Mr Cable has also spoken about the need to fill a political centre ground in Britain.

“There’s a gaping hole in British politics," he said.

“We’ve got hard right on Brexit we’ve got the hard left in charge of the Labour party. Millions of people who want moderate, common sense politics are unrepresented and I want the Lib Dems to fill that space.”

Before becoming an MP, Mr Cable was worked as a Chief Economist for Shell and lectured in economics at the University of Glasgow.

Lauded as an economics guru, he famously predicted the 2008 financial crash as early as 2003.

Mr Cable, who was elected to Parliament in 1997, is 27 years older than his predecessor Farron and is the oldest ever leader of the Liberal Democrats. He joins the ranks of other older political leaders including Donald Trump, 71, Theresa May, 60 and Jeremy Corbyn, 68.

However, in an interview with the Sunday Times earlier this month, the veteran politician said the current "mood of the age" valued experience over youth.

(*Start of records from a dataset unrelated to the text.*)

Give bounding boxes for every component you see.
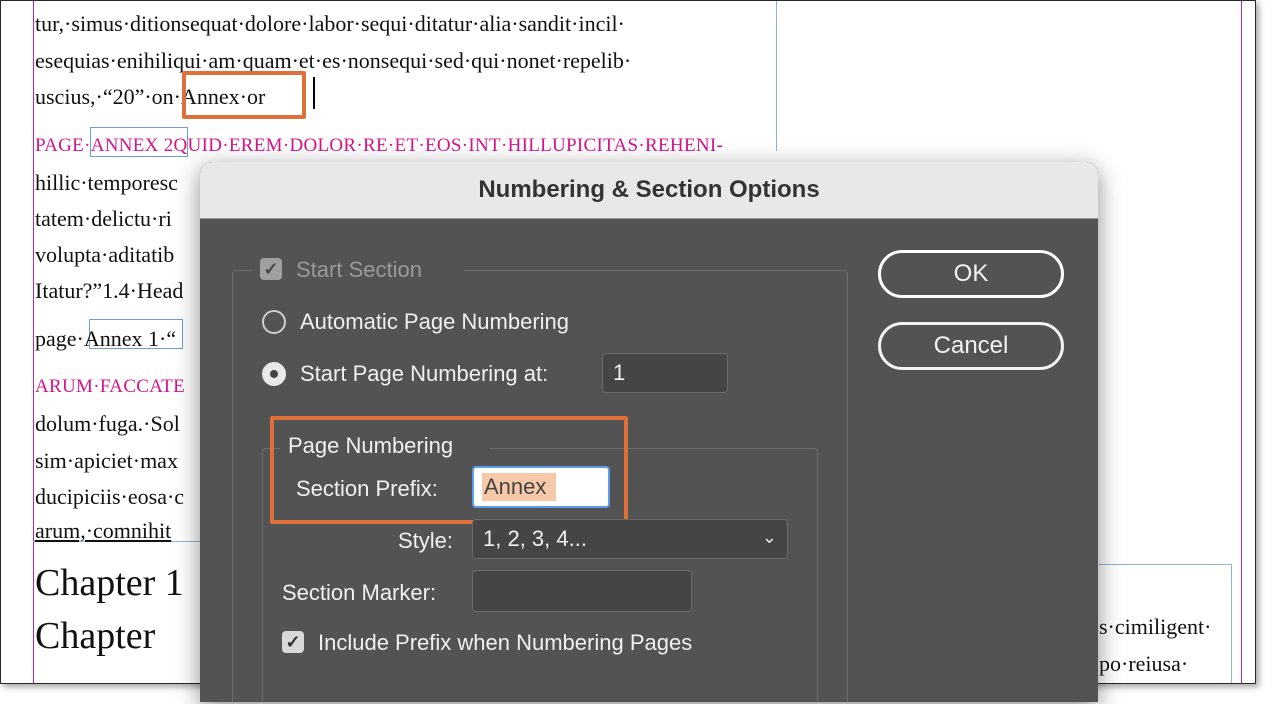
start-section-checkbox[interactable]: ✓ — [260, 258, 282, 280]
chevron-down-icon: ⌄ — [761, 527, 777, 547]
start-page-input[interactable]: 1 — [602, 353, 728, 393]
body-text-line[interactable]: Itatur?”1.4·Head — [35, 278, 183, 304]
section-heading-line[interactable]: ARUM·FACCATE — [35, 376, 185, 398]
section-marker-input[interactable] — [472, 570, 692, 612]
left-margin-guide — [33, 1, 34, 683]
body-text-line[interactable]: page·Annex 1·“ — [35, 326, 176, 352]
chapter-heading[interactable]: Chapter — [35, 614, 155, 658]
body-text-line[interactable]: volupta·aditatib — [35, 242, 174, 268]
auto-numbering-radio[interactable] — [262, 310, 286, 334]
body-text-line[interactable]: esequias·enihiliqui·am·quam·et·es·nonseq… — [35, 48, 631, 74]
body-text-line[interactable]: tatem·delictu·ri — [35, 206, 172, 232]
text-frame-edge — [1231, 564, 1232, 683]
start-section-label: Start Section — [296, 257, 422, 282]
auto-numbering-label[interactable]: Automatic Page Numbering — [300, 309, 569, 335]
cancel-button[interactable]: Cancel — [878, 322, 1064, 370]
ok-button[interactable]: OK — [878, 250, 1064, 298]
page-numbering-highlight — [270, 416, 628, 524]
style-select[interactable]: 1, 2, 3, 4... ⌄ — [472, 519, 788, 559]
section-heading-line[interactable]: PAGE·ANNEX 2QUID·EREM·DOLOR·RE·ET·EOS·IN… — [35, 135, 723, 157]
start-at-radio[interactable] — [262, 362, 286, 386]
section-marker-label: Section Marker: — [282, 580, 437, 605]
right-margin-guide — [1241, 1, 1242, 683]
start-at-label[interactable]: Start Page Numbering at: — [300, 361, 548, 387]
style-label: Style: — [398, 528, 454, 553]
body-text-line[interactable]: tur,·simus·ditionsequat·dolore·labor·seq… — [35, 11, 625, 37]
body-text-line[interactable]: hillic·temporesc — [35, 170, 178, 196]
dialog-titlebar[interactable]: Numbering & Section Options — [200, 162, 1098, 219]
include-prefix-checkbox[interactable]: ✓ — [282, 631, 304, 653]
body-text-line[interactable]: dolum·fuga.·Sol — [35, 411, 180, 437]
include-prefix-label[interactable]: Include Prefix when Numbering Pages — [318, 630, 692, 656]
annex-reference-highlight — [182, 71, 306, 119]
dialog-title: Numbering & Section Options — [478, 176, 820, 203]
text-frame-edge — [776, 1, 777, 151]
body-text-line[interactable]: sim·apiciet·max — [35, 448, 178, 474]
text-cursor — [313, 77, 315, 109]
text-frame-edge — [1099, 564, 1231, 565]
numbering-section-options-dialog: Numbering & Section Options ✓ Start Sect… — [200, 162, 1098, 702]
body-text-line[interactable]: po·reiusa· — [1099, 651, 1188, 677]
body-text-line[interactable]: ducipiciis·eosa·c — [35, 484, 184, 510]
chapter-heading[interactable]: Chapter 1 — [35, 561, 184, 605]
body-text-line[interactable]: s·cimiligent· — [1099, 614, 1211, 640]
body-text-line[interactable]: arum,·comnihit — [35, 518, 171, 544]
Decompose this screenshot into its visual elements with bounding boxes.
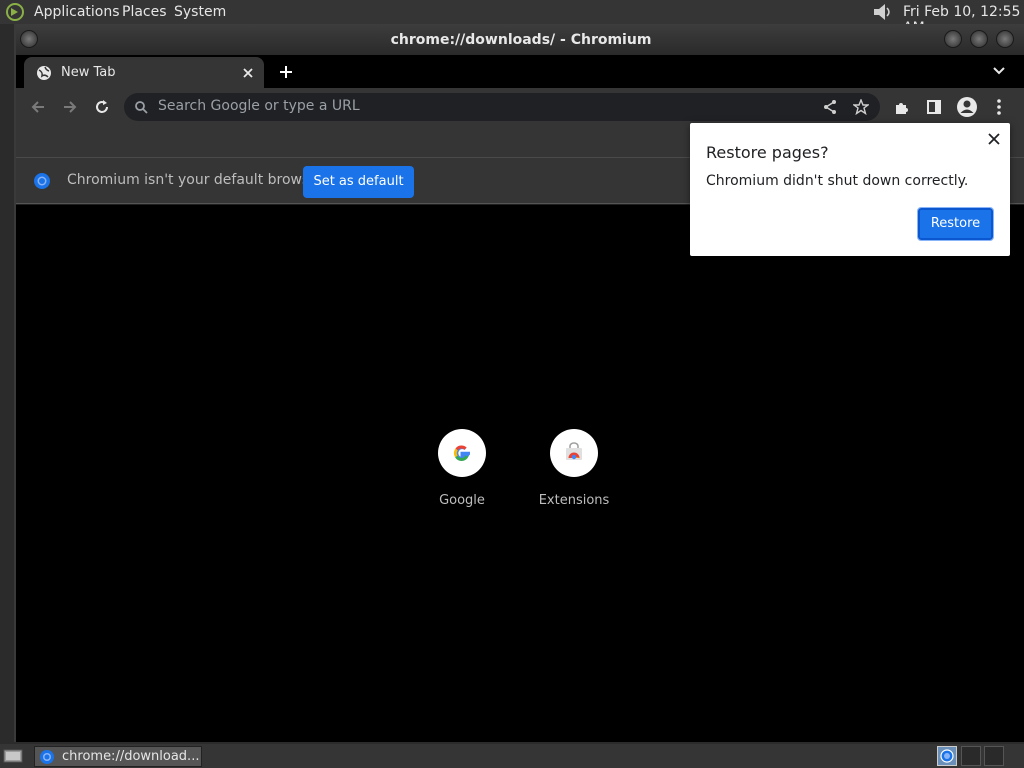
top-panel: Applications Places System Fri Feb 10, 1… xyxy=(0,0,1024,36)
reload-icon[interactable] xyxy=(94,99,110,115)
restore-pages-dialog: Restore pages? Chromium didn't shut down… xyxy=(690,123,1010,256)
side-panel-icon[interactable] xyxy=(926,99,942,115)
omnibox-placeholder: Search Google or type a URL xyxy=(158,98,360,114)
shortcut-label: Extensions xyxy=(538,493,610,508)
window-title: chrome://downloads/ - Chromium xyxy=(390,32,652,48)
google-logo-icon xyxy=(453,445,470,461)
tab-label: New Tab xyxy=(61,65,116,80)
menu-system[interactable]: System xyxy=(174,4,226,20)
maximize-button[interactable] xyxy=(970,30,988,48)
menu-applications[interactable]: Applications xyxy=(34,4,120,20)
taskbar-item-label: chrome://download... xyxy=(62,749,200,764)
tab-new-tab[interactable]: New Tab xyxy=(24,57,264,88)
infobar-message: Chromium isn't your default browser xyxy=(67,172,324,188)
taskbar-chromium-window[interactable]: chrome://download... xyxy=(34,746,202,767)
extensions-tile-circle[interactable] xyxy=(550,429,598,477)
dialog-title: Restore pages? xyxy=(706,143,829,162)
search-icon xyxy=(135,101,148,114)
extensions-puzzle-icon[interactable] xyxy=(894,99,910,115)
show-desktop-icon[interactable] xyxy=(3,748,23,764)
google-tile-circle[interactable] xyxy=(438,429,486,477)
web-store-icon xyxy=(566,442,582,460)
restore-button[interactable]: Restore xyxy=(917,207,994,241)
browser-toolbar: Search Google or type a URL xyxy=(16,88,1024,126)
menu-places[interactable]: Places xyxy=(122,4,167,20)
back-icon[interactable] xyxy=(30,99,46,115)
profile-avatar-icon[interactable] xyxy=(956,96,978,118)
new-tab-icon[interactable] xyxy=(278,64,294,80)
volume-icon[interactable] xyxy=(870,2,894,22)
workspace-3[interactable] xyxy=(984,746,1004,766)
chromium-taskbar-icon xyxy=(40,750,54,764)
close-dialog-icon[interactable] xyxy=(988,133,1000,145)
globe-icon xyxy=(37,66,51,80)
share-icon[interactable] xyxy=(822,99,838,115)
minimize-button[interactable] xyxy=(944,30,962,48)
tab-strip: New Tab xyxy=(16,55,1024,88)
kebab-menu-icon[interactable] xyxy=(994,98,1004,116)
workspace-switcher-icon[interactable] xyxy=(937,746,957,766)
chevron-down-icon[interactable] xyxy=(992,66,1006,76)
close-tab-icon[interactable] xyxy=(242,67,254,79)
omnibox[interactable]: Search Google or type a URL xyxy=(124,93,880,121)
close-window-button[interactable] xyxy=(996,30,1014,48)
gnome-foot-icon[interactable] xyxy=(4,2,26,22)
window-titlebar[interactable]: chrome://downloads/ - Chromium xyxy=(16,24,1024,55)
bookmark-star-icon[interactable] xyxy=(853,99,869,115)
dialog-message: Chromium didn't shut down correctly. xyxy=(706,173,969,189)
bottom-panel: chrome://download... xyxy=(0,744,1024,768)
forward-icon[interactable] xyxy=(62,99,78,115)
set-as-default-button[interactable]: Set as default xyxy=(303,166,414,198)
shortcut-label: Google xyxy=(439,493,485,508)
workspace-2[interactable] xyxy=(961,746,981,766)
chromium-logo-icon xyxy=(34,173,50,189)
new-tab-page: Google Extensions xyxy=(16,205,1024,742)
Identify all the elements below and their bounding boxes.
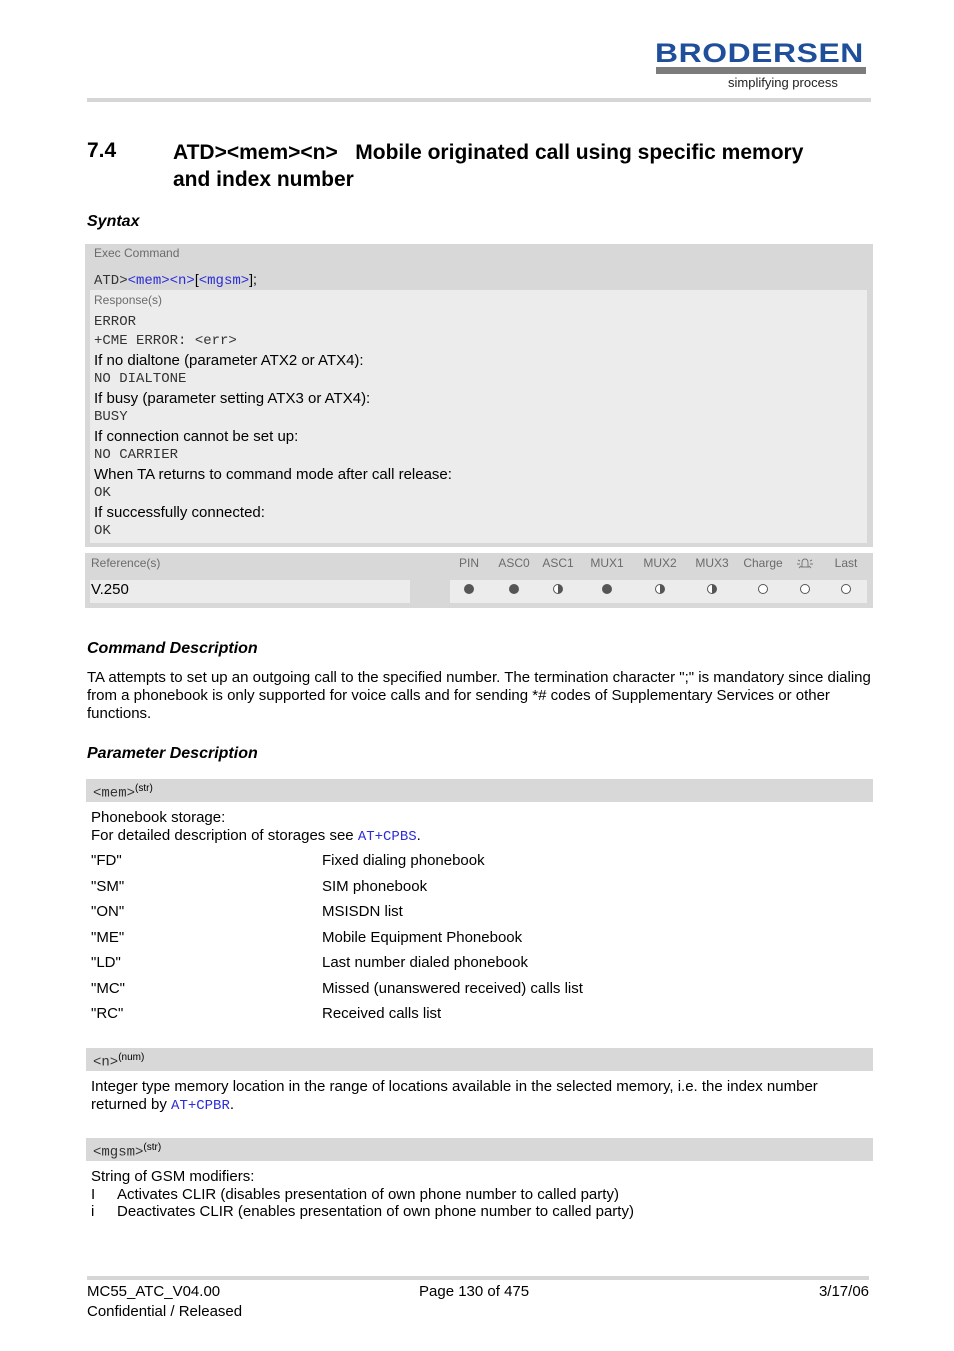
exec-command-label: Exec Command bbox=[94, 246, 180, 260]
n-description-line1: Integer type memory location in the rang… bbox=[91, 1078, 818, 1095]
availability-half-circle-icon bbox=[655, 584, 665, 594]
column-label-charge: Charge bbox=[743, 556, 783, 570]
availability-empty-circle-icon bbox=[841, 584, 851, 594]
response-code: +CME ERROR: <err> bbox=[94, 333, 237, 349]
mem-value-key: "MC" bbox=[91, 979, 125, 997]
response-condition: If connection cannot be set up: bbox=[94, 428, 299, 445]
alarm-icon bbox=[796, 556, 814, 575]
param-header-n: <n>(num) bbox=[86, 1048, 873, 1071]
mem-detail: For detailed description of storages see… bbox=[91, 827, 877, 846]
footer-status: Confidential / Released bbox=[87, 1303, 243, 1320]
command-description-heading: Command Description bbox=[87, 640, 258, 657]
availability-full-circle-icon bbox=[464, 584, 474, 594]
reference-value: V.250 bbox=[91, 581, 129, 598]
mem-value-description: Last number dialed phonebook bbox=[322, 954, 528, 971]
mem-value-key: "ON" bbox=[91, 903, 125, 920]
mgsm-modifier-description: Deactivates CLIR (enables presentation o… bbox=[117, 1203, 634, 1220]
footer-page-number: Page 130 of 475 bbox=[419, 1283, 530, 1300]
availability-half-circle-icon bbox=[707, 584, 717, 594]
mem-value-description: Fixed dialing phonebook bbox=[322, 852, 485, 869]
responses-label: Response(s) bbox=[94, 293, 163, 307]
brand-logo: BRODERSEN bbox=[655, 38, 864, 68]
column-label-asc0: ASC0 bbox=[498, 556, 530, 570]
mem-value-key: "SM" bbox=[91, 877, 125, 895]
command-description-text: TA attempts to set up an outgoing call t… bbox=[87, 669, 871, 722]
header-divider bbox=[87, 98, 871, 102]
section-number: 7.4 bbox=[87, 139, 117, 162]
link-at-cpbr[interactable]: AT+CPBR bbox=[171, 1098, 230, 1114]
response-condition: If no dialtone (parameter ATX2 or ATX4): bbox=[94, 352, 364, 369]
section-title-line1: ATD><mem><n> Mobile originated call usin… bbox=[173, 141, 804, 164]
mem-value-description: Missed (unanswered received) calls list bbox=[322, 979, 583, 997]
n-description-prefix: returned by bbox=[91, 1096, 172, 1113]
command-syntax: ATD><mem><n>[<mgsm>]; bbox=[94, 270, 257, 290]
param-name-mgsm: <mgsm> bbox=[93, 1144, 144, 1161]
availability-full-circle-icon bbox=[602, 584, 612, 594]
column-label-mux2: MUX2 bbox=[643, 556, 677, 570]
param-name-n: <n> bbox=[93, 1054, 119, 1071]
mem-value-key: "ME" bbox=[91, 928, 125, 946]
section-title-line2: and index number bbox=[173, 168, 354, 191]
response-condition: When TA returns to command mode after ca… bbox=[94, 466, 452, 483]
column-label-mux3: MUX3 bbox=[695, 556, 729, 570]
parameter-description-heading: Parameter Description bbox=[87, 745, 258, 762]
mem-detail-suffix: . bbox=[416, 827, 421, 844]
mem-value-description: Mobile Equipment Phonebook bbox=[322, 928, 523, 946]
mgsm-modifier-description: Activates CLIR (disables presentation of… bbox=[117, 1186, 619, 1203]
column-label-last: Last bbox=[834, 556, 858, 570]
reference-panel bbox=[90, 580, 410, 603]
response-code: OK bbox=[94, 523, 111, 539]
mem-value-key: "LD" bbox=[91, 954, 121, 971]
mgsm-modifier-key: I bbox=[91, 1186, 96, 1203]
n-description-line2: returned by AT+CPBR. bbox=[91, 1096, 877, 1115]
mem-detail-text: For detailed description of storages see bbox=[91, 827, 358, 844]
availability-full-circle-icon bbox=[509, 584, 519, 594]
param-link-mem[interactable]: <mem> bbox=[128, 273, 170, 289]
responses-list: ERROR +CME ERROR: <err> If no dialtone (pa… bbox=[94, 313, 864, 541]
response-code: NO CARRIER bbox=[94, 447, 179, 463]
response-code: BUSY bbox=[94, 409, 128, 425]
response-code: NO DIALTONE bbox=[94, 371, 187, 387]
param-link-mgsm[interactable]: <mgsm> bbox=[199, 273, 249, 289]
reference-label: Reference(s) bbox=[91, 556, 161, 570]
mem-value-key: "FD" bbox=[91, 852, 122, 869]
mgsm-intro: String of GSM modifiers: bbox=[91, 1168, 255, 1185]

“I think there was an irrational cult of youth at one point in our political cycle,” he told the publication. “There are occasions when you get some young and exciting politician that is exactly right. Obama was exactly right and you could argue the same of Tony Blair and there are periods of history where that’s the public mood.

“There is now a more sober mood and one that values experience, and there is nothing to stop older people being radical in their views. It’s the mood of the age, where the age you have is much less important than what you feel and what you can do with it.”

Outside of politics, Mr Cable is a keen ballroom dancer and participated in the 2010 Christmas edition of the BBC's Strictly Come Dancing.